Leading technologists Professor Genevieve Bell and David Thodey have signed an open letter calling for a national conversation about the need to develop a legal and ethical framework for artificial intelligence in Australia.
Bell, director of the 3A Institute and Intel Senior Fellow, and Thodey,
former CEO of Telstra and chair of the CSIRO, raise sound and pressing concerns.
While the concept of artificial intelligence (AI) may seem like the realm of science fiction, the reality is that our lives are already being shaped by AI in ways that are largely unnoticed and almost completely unregulated.
Consider those annoying ads that pop-up online when you search Google. How does Google know that you are in the market for that new shirt?
These ads are just one example of content recommendations – you also get them when you login to Netflix, Google, your social media feed or even a news website. The algorithms and techniques that sit behind them, also drive Facebook and Instagram’s facial recognition capability.
Content recommendations are an application of an AI method known as “machine learning” – essentially a set of algorithms that mine the data you (or your children) provide online, whether through your search queries or your social media posts, to “learn you”.
These algorithms engage with every piece of data you lay down online, to learn about your movements, your likes and dislikes, your social networks and your emotional triggers.

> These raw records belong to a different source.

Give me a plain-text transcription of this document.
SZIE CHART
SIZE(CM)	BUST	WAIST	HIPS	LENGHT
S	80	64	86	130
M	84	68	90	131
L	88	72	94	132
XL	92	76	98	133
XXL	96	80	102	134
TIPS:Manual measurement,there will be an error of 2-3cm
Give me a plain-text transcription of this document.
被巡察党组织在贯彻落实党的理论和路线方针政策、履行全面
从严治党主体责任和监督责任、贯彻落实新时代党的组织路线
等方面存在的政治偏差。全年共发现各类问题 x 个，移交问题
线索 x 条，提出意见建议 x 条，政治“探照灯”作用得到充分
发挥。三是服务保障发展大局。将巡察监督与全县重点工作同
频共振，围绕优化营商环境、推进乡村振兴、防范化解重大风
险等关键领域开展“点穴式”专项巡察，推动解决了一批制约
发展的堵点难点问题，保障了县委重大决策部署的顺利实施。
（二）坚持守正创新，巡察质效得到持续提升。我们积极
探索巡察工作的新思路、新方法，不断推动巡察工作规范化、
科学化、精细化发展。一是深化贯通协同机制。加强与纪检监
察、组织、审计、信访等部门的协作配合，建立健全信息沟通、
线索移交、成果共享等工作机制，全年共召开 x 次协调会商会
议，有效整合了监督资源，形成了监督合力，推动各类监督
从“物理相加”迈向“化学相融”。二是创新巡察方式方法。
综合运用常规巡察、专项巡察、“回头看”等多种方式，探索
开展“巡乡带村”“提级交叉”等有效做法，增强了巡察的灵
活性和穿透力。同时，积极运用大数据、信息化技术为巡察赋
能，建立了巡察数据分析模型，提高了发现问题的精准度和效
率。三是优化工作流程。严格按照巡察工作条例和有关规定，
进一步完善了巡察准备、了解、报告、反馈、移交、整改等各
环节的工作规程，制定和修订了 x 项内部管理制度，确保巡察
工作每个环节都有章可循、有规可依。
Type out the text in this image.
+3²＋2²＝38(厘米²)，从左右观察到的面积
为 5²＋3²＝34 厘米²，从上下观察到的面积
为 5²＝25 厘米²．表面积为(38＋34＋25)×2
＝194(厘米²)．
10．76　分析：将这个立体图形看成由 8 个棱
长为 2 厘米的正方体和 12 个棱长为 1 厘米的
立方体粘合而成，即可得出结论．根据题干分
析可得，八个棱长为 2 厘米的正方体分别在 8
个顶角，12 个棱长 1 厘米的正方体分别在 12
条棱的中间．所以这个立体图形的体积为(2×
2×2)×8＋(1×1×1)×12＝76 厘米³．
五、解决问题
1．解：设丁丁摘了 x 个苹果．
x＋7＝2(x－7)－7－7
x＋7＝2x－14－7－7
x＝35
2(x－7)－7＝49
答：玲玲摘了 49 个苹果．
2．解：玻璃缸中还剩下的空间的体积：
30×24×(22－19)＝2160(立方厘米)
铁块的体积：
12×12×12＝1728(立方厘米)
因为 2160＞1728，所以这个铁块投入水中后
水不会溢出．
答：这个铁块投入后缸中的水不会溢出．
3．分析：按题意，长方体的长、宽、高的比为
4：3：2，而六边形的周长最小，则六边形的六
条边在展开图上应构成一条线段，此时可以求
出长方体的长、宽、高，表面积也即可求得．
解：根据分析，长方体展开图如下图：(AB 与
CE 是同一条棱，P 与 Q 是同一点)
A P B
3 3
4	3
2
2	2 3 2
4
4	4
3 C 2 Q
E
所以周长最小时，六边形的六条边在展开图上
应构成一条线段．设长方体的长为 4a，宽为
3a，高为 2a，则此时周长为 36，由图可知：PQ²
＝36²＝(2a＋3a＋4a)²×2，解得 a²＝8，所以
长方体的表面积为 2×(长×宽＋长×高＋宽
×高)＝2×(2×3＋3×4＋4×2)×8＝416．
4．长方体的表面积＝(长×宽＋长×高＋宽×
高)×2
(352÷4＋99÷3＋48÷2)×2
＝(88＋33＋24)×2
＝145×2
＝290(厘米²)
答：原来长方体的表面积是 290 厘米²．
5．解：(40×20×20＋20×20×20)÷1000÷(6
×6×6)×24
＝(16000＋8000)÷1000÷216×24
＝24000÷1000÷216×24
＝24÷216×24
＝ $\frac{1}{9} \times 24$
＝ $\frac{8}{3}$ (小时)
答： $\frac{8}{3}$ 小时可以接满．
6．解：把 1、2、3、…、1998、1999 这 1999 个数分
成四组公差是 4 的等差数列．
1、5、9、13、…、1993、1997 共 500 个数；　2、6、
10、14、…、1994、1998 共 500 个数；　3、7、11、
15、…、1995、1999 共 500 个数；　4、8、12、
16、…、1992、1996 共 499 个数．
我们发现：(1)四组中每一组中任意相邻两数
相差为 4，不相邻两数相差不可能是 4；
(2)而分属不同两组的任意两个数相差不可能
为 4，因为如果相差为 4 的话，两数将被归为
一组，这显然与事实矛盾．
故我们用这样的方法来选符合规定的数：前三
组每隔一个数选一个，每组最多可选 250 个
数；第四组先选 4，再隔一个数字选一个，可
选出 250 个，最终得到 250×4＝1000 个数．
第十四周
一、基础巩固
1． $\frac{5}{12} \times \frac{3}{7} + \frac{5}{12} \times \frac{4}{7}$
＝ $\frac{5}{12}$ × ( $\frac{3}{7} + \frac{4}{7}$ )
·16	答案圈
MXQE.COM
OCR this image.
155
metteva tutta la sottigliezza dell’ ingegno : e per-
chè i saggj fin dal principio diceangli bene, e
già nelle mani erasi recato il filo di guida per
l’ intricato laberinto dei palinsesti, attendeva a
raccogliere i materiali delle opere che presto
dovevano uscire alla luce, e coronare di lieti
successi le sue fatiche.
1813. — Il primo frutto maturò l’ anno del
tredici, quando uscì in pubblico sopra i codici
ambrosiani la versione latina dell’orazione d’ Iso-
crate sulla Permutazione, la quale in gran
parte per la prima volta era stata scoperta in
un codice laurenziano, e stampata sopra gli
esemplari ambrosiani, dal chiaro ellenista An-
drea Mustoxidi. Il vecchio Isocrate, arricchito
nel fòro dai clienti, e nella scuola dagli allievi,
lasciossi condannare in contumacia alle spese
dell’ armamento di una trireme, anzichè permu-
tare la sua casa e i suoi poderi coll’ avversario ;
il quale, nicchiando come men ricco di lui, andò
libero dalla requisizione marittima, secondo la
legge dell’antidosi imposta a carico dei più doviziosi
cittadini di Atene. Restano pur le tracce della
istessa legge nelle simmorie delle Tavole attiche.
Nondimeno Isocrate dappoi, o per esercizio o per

At a first glance, features like content recommendation may seem relatively harmless, even helpful. However, when applied in an unregulated environment on a massive scale, their application can have profound social consequences – including undermining democratic processes.
Consider the shifting reality for print media and independent journalism over the past five years.
Newspapers and journalists used to be funded by revenue generated by advertising. Today, that advertising spend has all but disappeared from journalism, instead shifting online to global providers such as Google, Facebook and Amazon.
The dominance of online marketing has all but pulled the rug out from underneath a critical plank of democratic societies – independent journalism – and in its place we are left with a world of content that is curated by algorithms to sell you everything from political parties to shoes.
We are only just beginning to understand the profound impact that active manipulation of the online space had on the US election, through the sale of personal data to target political messaging through content recommendations to propaganda, troll factories and fake news.
If Australia is to harness the incredible potential of artificial intelligence while minimising the risks, there are many complex practical and ethical issues that need to be considered.
The issue of bias in algorithms has been relatively well publicised. For example, MIT researchers have shown how leading facial analysis software either misidentifies or cannot “see” faces of people of colour. This reflects the reality that if you “train” a computer program to make decisions based on biased training data, the computer’s own future decision making will reflect these biases.
As algorithms are increasingly applied to pursuits such as “predictive policing”, or identifying at risk children, the social implications of bias loom large. Researchers are working on ways to correct for this bias but for now, the “objectivity” of artificial intelligence for decision making cannot be assumed simply because a product has gone to market.
The issue of explicability is equally critical for anyone concerned about social justice. Explicability relates to the conundrum that humans have been clever enough to develop algorithms that enable machines to then perceive, learn, decide, and act on their own. However, to date, these same machines are unable to explain their decisions and actions to human users.
As “thinking machines” become increasingly involved in justice systems, or in making decisions on social welfare benefits, the need for explicability is clear.
Leading thinkers have noted that the success or failure of artificial intelligence hinges on the critical issue of trust – trust that facilitates data sharing and the multi-disciplinary collaboration on which these technologies depend. For example, breakthroughs in medical research, such as the development of algorithms to identify skin cancers, depend on dermatologists being willing to share hundreds of photos of skin cancers with digital scientists.
Thoughtful, pragmatic regulation on the use and abuse of data is fundamental to trust. It is hard for the public to understand and support data sharing, in a world where Cambridge Analytica and other data breach scandals are front of mind.
While the full impact remains to be seen, the European Union had led the way by recently introducing the General Data Protection Regulation (GDPR), which provides a set of basic principles around what data can be collected, from whom, and when and how it can be used. This includes simple but important innovations. For example, the GDPR introduced rules around when and how companies can collect data from children.
Artificial intelligence is no longer the stuff of science fiction. The power these technologies offer for good is extraordinary. However, the risks are also very real.
Australian consumers, researchers and businesses need to engage in a national conversation about what an informed legal and ethical framework for artificial intelligence in Australia would involve.
The future relies on our willingness to engage with these difficult issues today.